First things first – given that this is a response to a specific set of recommendations, it is unfair to expect a broad strategic sweep that tackles everything. But – I was hoping for a clear analysis of what is going wrong and why, for actions to follow from this analysis, and for the effectiveness or otherwise of these actions to be monitored so the actions can be changed accordingly. Instead it is a fairly typical round-up of things that are mainly already happening, with little sense of these and new actions adding up to a coherent strategy working to a clearly specified timetable. Including some things that are already happening makes sense (it would be worrying if there wasn’t anything already happening), but the inclusion of some actions that are not relevant, or working to timelines that don’t match each other, reduces my confidence that this scattershot approach will result in radical change.

Second things second, what are the absent elephants stalking this government response? Some of them that occurred to me reading through it are:

  1. I don’t remember seeing any actions or commitments about the longer-term future of the LeDeR programme, or what will replace it.
  2. I don’t remember seeing any actions or commitments to make participation in the LeDeR programme mandatory (it is still officially voluntary), or actions to make these deaths a core part of what health services do rather than an add-on that can be indefinitely postponed.
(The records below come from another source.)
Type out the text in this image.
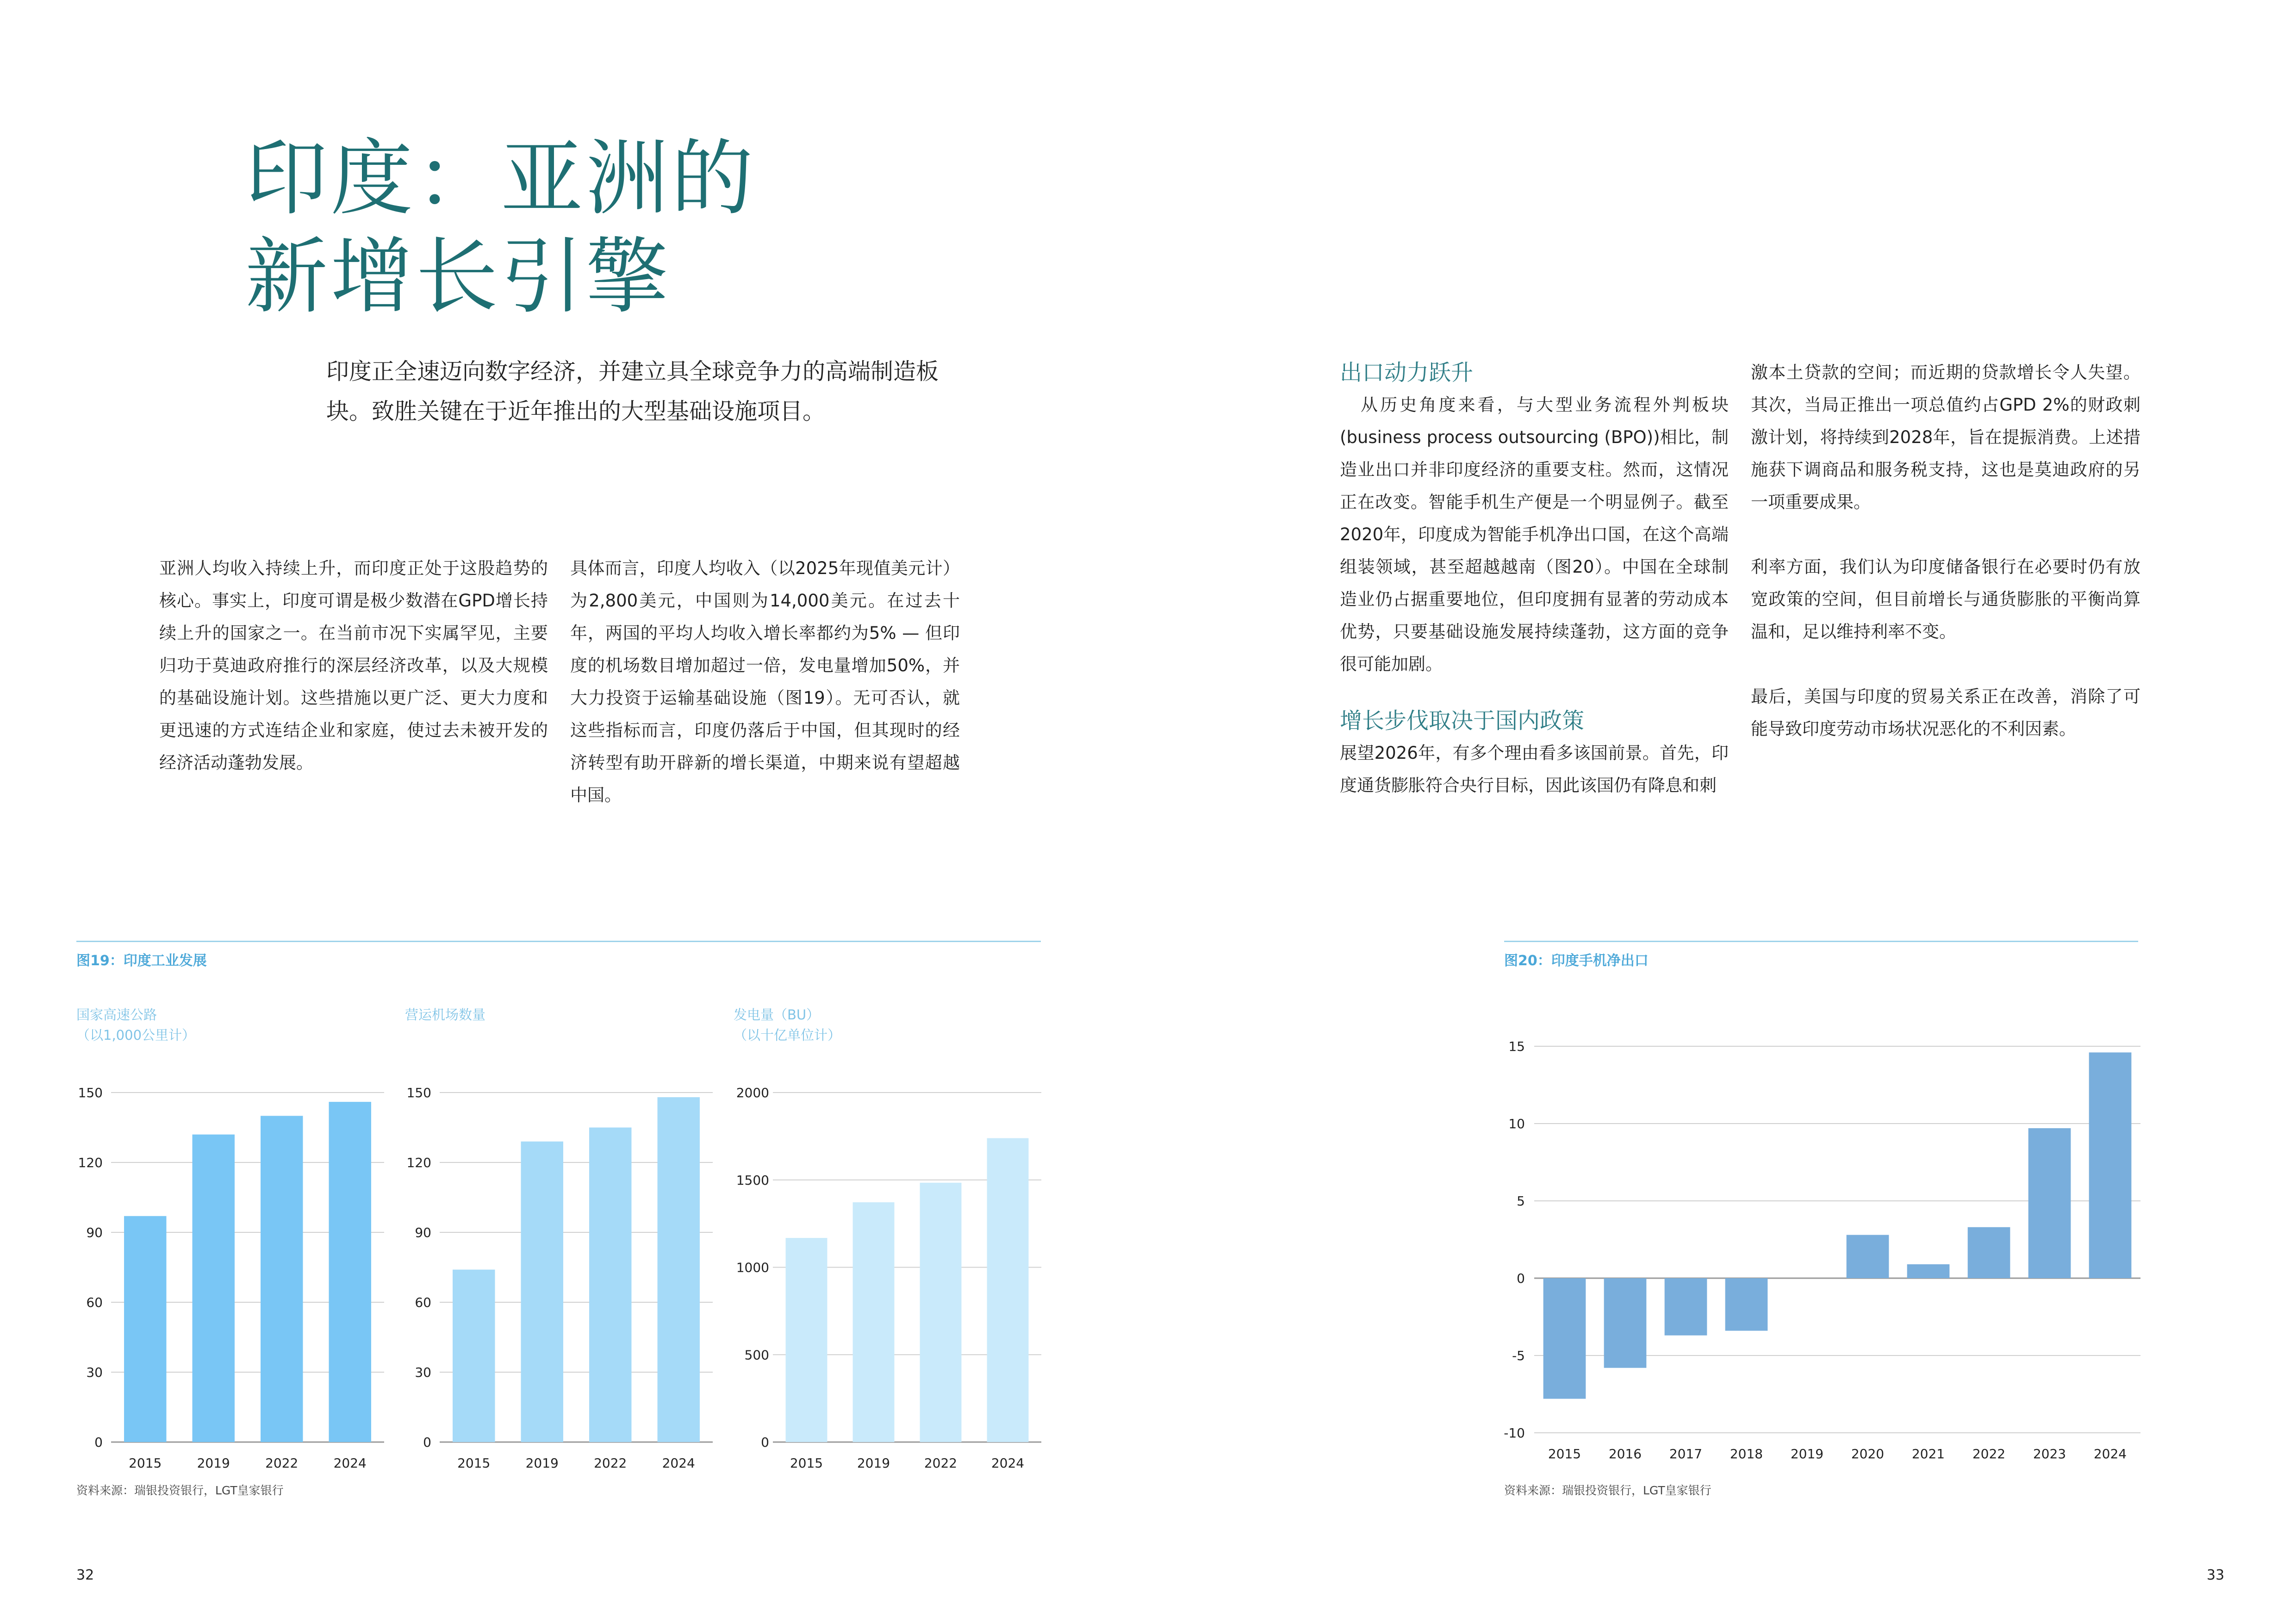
印度：亚洲的
新增长引擎
印度正全速迈向数字经济，并建立具全球竞争力的高端制造板块。致胜关键在于近年推出的大型基础设施项目。
亚洲人均收入持续上升，而印度正处于这股趋势的核心。事实上，印度可谓是极少数潜在GPD增长持续上升的国家之一。在当前市况下实属罕见，主要归功于莫迪政府推行的深层经济改革，以及大规模的基础设施计划。这些措施以更广泛、更大力度和更迅速的方式连结企业和家庭，使过去未被开发的经济活动蓬勃发展。
具体而言，印度人均收入（以2025年现值美元计）为2,800美元，中国则为14,000美元。在过去十年，两国的平均人均收入增长率都约为5% — 但印度的机场数目增加超过一倍，发电量增加50%，并大力投资于运输基础设施（图19）。无可否认，就这些指标而言，印度仍落后于中国，但其现时的经济转型有助开辟新的增长渠道，中期来说有望超越中国。
出口动力跃升
从历史角度来看，与大型业务流程外判板块(business process outsourcing (BPO))相比，制造业出口并非印度经济的重要支柱。然而，这情况正在改变。智能手机生产便是一个明显例子。截至2020年，印度成为智能手机净出口国，在这个高端组装领域，甚至超越越南（图20）。中国在全球制造业仍占据重要地位，但印度拥有显著的劳动成本优势，只要基础设施发展持续蓬勃，这方面的竞争很可能加剧。
增长步伐取决于国内政策
展望2026年，有多个理由看多该国前景。首先，印度通货膨胀符合央行目标，因此该国仍有降息和刺
激本土贷款的空间；而近期的贷款增长令人失望。其次，当局正推出一项总值约占GPD 2%的财政刺激计划，将持续到2028年，旨在提振消费。上述措施获下调商品和服务税支持，这也是莫迪政府的另一项重要成果。
利率方面，我们认为印度储备银行在必要时仍有放宽政策的空间，但目前增长与通货膨胀的平衡尚算温和，足以维持利率不变。
最后，美国与印度的贸易关系正在改善，消除了可能导致印度劳动市场状况恶化的不利因素。
图19：印度工业发展
国家高速公路
（以1,000公里计）
营运机场数量	发电量（BU）
（以十亿单位计）
0
30
60
90
120
150
2015	2019	2022	2024
0
30
60
90
120
150
2015	2019	2022	2024
0
500
1000
1500
2000
2015	2019	2022	2024
资料来源：瑞银投资银行，LGT皇家银行
图20：印度手机净出口
-10
-5
0
5
10
15
2015 2016 2017 2018 2019 2020 2021 2022 2023 2024
资料来源：瑞银投资银行，LGT皇家银行
32	33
  3. There is nothing about the discrimination and stigma that is so obvious and central a part of what is going on in the premature deaths of so many people with learning disabilities. Without looking this in the face, and understanding what you need to do to address it, are we really going to see the radical change needed?
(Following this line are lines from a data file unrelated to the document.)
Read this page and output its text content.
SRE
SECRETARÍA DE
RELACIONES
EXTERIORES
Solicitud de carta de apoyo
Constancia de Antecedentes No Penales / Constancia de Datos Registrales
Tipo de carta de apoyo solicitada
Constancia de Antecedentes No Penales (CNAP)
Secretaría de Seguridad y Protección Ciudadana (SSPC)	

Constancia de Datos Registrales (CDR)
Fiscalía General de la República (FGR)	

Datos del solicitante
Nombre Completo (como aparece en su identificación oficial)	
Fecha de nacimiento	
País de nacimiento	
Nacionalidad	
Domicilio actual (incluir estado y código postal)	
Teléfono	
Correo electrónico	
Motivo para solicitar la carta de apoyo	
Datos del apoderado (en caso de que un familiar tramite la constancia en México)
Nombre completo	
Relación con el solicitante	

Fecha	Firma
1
  4. There is no analysis of what is wrong now, no thinking on the basis of this analysis what needs to happen, and no thought about how to effect really significant change. What is the ‘theory of change’ or ‘logic model’ here? How is radical change expected to happen as a result?
  5. There is a whole world beyond health services (and beyond NHS England) that is crucial in supporting people with learning disabilities to flourish and to help prevent people dying before their time. Where is this world in this government response – nowhere.
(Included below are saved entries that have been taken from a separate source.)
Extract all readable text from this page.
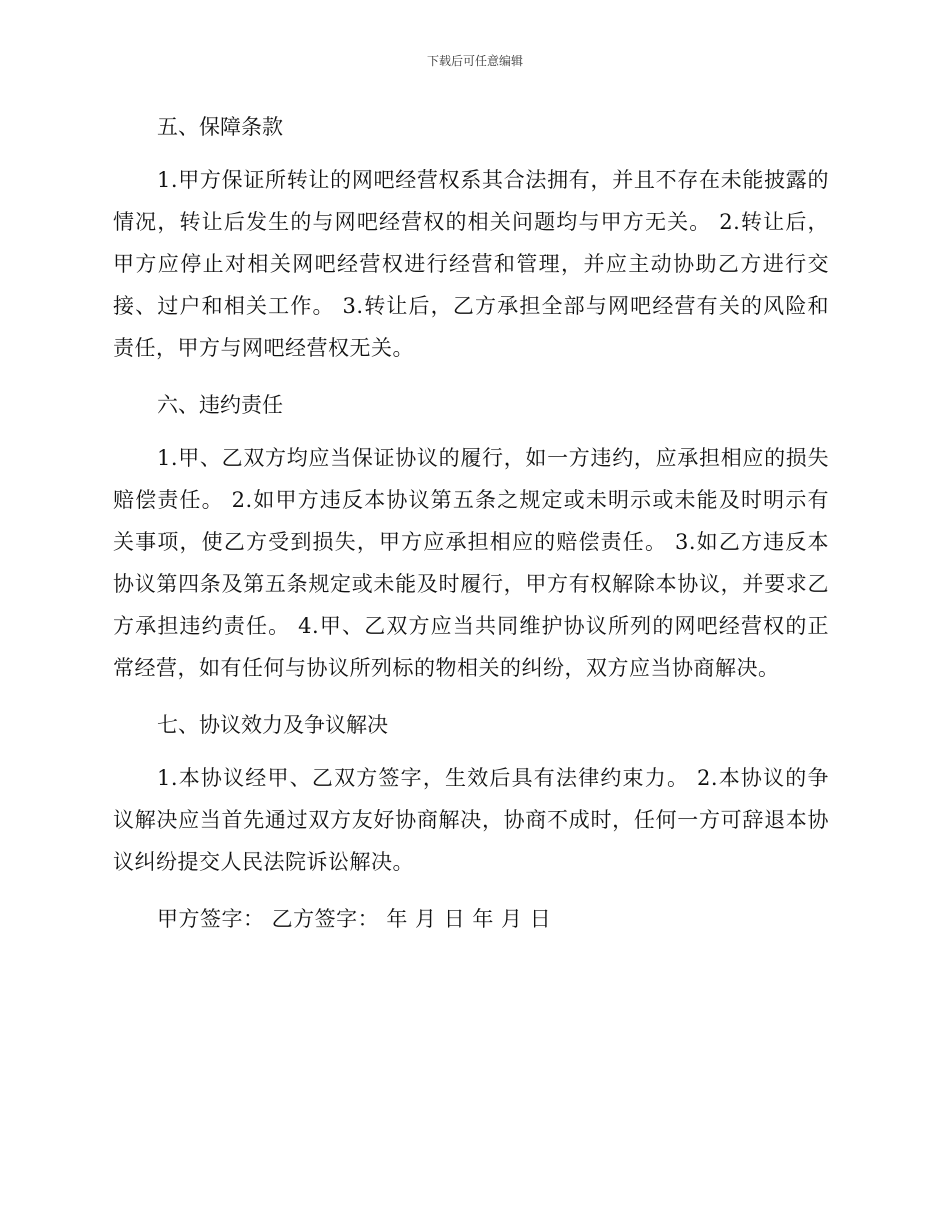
下载后可任意编辑
五、保障条款

1.甲方保证所转让的网吧经营权系其合法拥有，并且不存在未能披露的情况，转让后发生的与网吧经营权的相关问题均与甲方无关。 2.转让后，甲方应停止对相关网吧经营权进行经营和管理，并应主动协助乙方进行交接、过户和相关工作。 3.转让后，乙方承担全部与网吧经营有关的风险和责任，甲方与网吧经营权无关。

六、违约责任

1.甲、乙双方均应当保证协议的履行，如一方违约，应承担相应的损失赔偿责任。 2.如甲方违反本协议第五条之规定或未明示或未能及时明示有关事项，使乙方受到损失，甲方应承担相应的赔偿责任。 3.如乙方违反本协议第四条及第五条规定或未能及时履行，甲方有权解除本协议，并要求乙方承担违约责任。 4.甲、乙双方应当共同维护协议所列的网吧经营权的正常经营，如有任何与协议所列标的物相关的纠纷，双方应当协商解决。

七、协议效力及争议解决

1.本协议经甲、乙双方签字，生效后具有法律约束力。 2.本协议的争议解决应当首先通过双方友好协商解决，协商不成时，任何一方可辞退本协议纠纷提交人民法院诉讼解决。

甲方签字： 乙方签字： 年 月 日 年 月 日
  6. There is no sense of this government response being part of, or consistent with, a government strategy (as opposed to an NHS England strategy). The last national strategy about people with learning disabilities was a refresh of Valuing People designed to go from 2009 to 2012 (perhaps we should call it Valuing People Then rather than Valuing People Now). There has been nothing since, and the absence of a national strategy is really damaging.
  7. There is also no mention at all of the much-vaunted NHS England Long-Term Plan, where people with learning disabilities are supposed to be one of the clinical priorities for the next 10 years. How is this lack of connection possible, unless this government response is really a disposable document to say a commitment has been met and to gather a day’s positive headlines?
  8. There is nothing in this government response about co-production, or people with learning disabilities and families having any meaningful power – for me an essential component of making significant, meaningful change.
  9. And there’s no commitment to the meaningful amount of money and other resources required – if you tell people over and over again to do six impossible things before breakfast (without any actual breakfast in view) they will eventually stop listening to you.
There’s one last thing I want to say. I hate writing these kinds of blogposts. They’re not blogposts really – they’re too long and too tedious for that. I hate being ‘that person’ who nitpicks and isn’t ‘welcoming’ enough. But for me the detail (or the lack of detail) is where you need to look, and I can’t think of another way to examine and scrutinise these kinds of document. I hope it’s useful for someone, somewhere. If it’s not, I’ll gladly stop writing them!